INILAHCOM, Jakarta - Pandemi Covid-19 yang berdampak kepada perlambatan aktivitas perekonomian global dan nasional, turut dirasakan industri perbankan. Namun, sejauh ini, perbankan masih solid dan oke.

Tahun 2020 menjadi tahun yang sangat menantang. Daya tahan perbankan nasional akan sangat diuji. Pemerintah menyebutkan rasio permodalan bank atau Capital Adequacy Ratio (CAR) masih terjaga di level yang cukup tinggi pada Agustus 2020, yaitu 23,39% dibandingkan triwulan II 2020 yang berada di level 22,50%.

Dana Pihak Ketiga (DPK) pada Agustus 2020. tumbuh 11,64% (yoy), meningkat dibandingkan pertumbuhan pada akhir triwulan II 2020 yang sebesar 7,95%. Pertumbuhan tersebut didominasi pertumbuhan DPK BUKU 4 yang mencapai 15,26% (yoy). Adapun kredit perbankan tumbuh sebesar 1,04% (yoy) pada Agustus 2020 setelah mengalami kontraksi yang cukup dalam pada bulan April hingga Juni 2020.

Profil risiko lembaga jasa keuangan sedikit mengalami peningkatan pada Agustus 2020 tercermin dari rasio non-performing loan (NPL) gross sebesar 3,22% sementara pada triwulan II 2020 sebesar 3,11%.

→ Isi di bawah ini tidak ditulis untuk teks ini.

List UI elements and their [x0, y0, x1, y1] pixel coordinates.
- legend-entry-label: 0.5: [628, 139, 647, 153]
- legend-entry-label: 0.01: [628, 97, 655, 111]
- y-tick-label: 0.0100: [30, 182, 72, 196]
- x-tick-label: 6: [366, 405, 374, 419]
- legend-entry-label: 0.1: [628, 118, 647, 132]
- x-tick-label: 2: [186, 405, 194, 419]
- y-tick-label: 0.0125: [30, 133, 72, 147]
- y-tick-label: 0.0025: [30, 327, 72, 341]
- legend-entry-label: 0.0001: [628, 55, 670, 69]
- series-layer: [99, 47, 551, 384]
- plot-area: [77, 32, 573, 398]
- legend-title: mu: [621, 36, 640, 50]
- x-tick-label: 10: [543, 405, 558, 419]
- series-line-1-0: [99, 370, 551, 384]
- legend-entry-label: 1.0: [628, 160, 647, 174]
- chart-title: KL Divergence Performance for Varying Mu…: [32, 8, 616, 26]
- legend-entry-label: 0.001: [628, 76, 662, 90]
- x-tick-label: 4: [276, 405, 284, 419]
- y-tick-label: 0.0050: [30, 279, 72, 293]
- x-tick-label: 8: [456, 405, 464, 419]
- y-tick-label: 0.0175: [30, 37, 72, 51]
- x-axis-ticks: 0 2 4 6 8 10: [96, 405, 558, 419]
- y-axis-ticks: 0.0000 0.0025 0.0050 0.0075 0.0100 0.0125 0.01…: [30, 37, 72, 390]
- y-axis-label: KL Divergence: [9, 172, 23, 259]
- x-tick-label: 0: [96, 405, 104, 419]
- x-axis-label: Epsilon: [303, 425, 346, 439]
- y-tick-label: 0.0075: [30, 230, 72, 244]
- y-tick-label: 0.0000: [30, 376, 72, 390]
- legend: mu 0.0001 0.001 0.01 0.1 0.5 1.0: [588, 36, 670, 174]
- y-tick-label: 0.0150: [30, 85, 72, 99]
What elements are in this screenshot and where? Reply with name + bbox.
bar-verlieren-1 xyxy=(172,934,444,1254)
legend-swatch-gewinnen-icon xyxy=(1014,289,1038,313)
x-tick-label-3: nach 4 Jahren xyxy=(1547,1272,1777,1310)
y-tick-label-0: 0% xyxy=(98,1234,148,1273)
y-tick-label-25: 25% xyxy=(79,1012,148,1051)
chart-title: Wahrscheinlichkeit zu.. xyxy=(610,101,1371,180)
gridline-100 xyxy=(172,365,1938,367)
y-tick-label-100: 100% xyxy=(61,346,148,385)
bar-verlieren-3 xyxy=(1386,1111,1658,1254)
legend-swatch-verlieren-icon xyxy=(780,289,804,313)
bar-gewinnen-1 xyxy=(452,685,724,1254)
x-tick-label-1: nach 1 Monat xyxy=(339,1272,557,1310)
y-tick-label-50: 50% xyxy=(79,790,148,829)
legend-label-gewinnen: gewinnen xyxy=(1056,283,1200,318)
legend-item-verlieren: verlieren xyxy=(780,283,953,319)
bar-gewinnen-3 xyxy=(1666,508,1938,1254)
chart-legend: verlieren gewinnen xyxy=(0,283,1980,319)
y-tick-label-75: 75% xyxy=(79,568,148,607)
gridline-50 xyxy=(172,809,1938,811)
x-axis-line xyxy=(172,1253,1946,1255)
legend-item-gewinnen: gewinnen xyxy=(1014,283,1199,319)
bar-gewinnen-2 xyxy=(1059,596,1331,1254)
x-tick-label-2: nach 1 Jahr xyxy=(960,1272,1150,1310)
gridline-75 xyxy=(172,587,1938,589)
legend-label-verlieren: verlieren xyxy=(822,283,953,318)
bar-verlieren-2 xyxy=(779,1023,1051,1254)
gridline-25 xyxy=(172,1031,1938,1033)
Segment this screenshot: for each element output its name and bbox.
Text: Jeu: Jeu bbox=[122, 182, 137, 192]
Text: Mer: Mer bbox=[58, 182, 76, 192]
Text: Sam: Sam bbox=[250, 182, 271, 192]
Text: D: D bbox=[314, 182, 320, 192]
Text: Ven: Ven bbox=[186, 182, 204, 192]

Di tengah tekanan pandemi ini, program restrukturisasi kredit yang dilakukan perbankan masih berjalan. Per 28 September 2020, restrukturisasi mencapai Rp904,3 triliun untuk 7,5 juta debitur.

Dalam kondisi perbankan yang sedang menghadapi tantangan yang besar ini, ICONOMICS berupaya untuk mengapresiasi melalui Iconomics Top Bank Award 2020. Apresiasi ini merupakan upaya ICONOMICS sebagai bentuk apresiasi kepada bank-bank terbaik di Indonesia yang mampu menunjukkan ketahanan fundamentalnya dalam menghadapi tantangan di era pandemi yang terjadi saat ini.

Penghargaan ini diharapkan dapat memberikan semangat kepada pelaku perbankan di Indonesia yang nantinya menjadi agen utama percepatan pembangunan ekonomi Indonesia selama dan paska pandemi Covid- 19.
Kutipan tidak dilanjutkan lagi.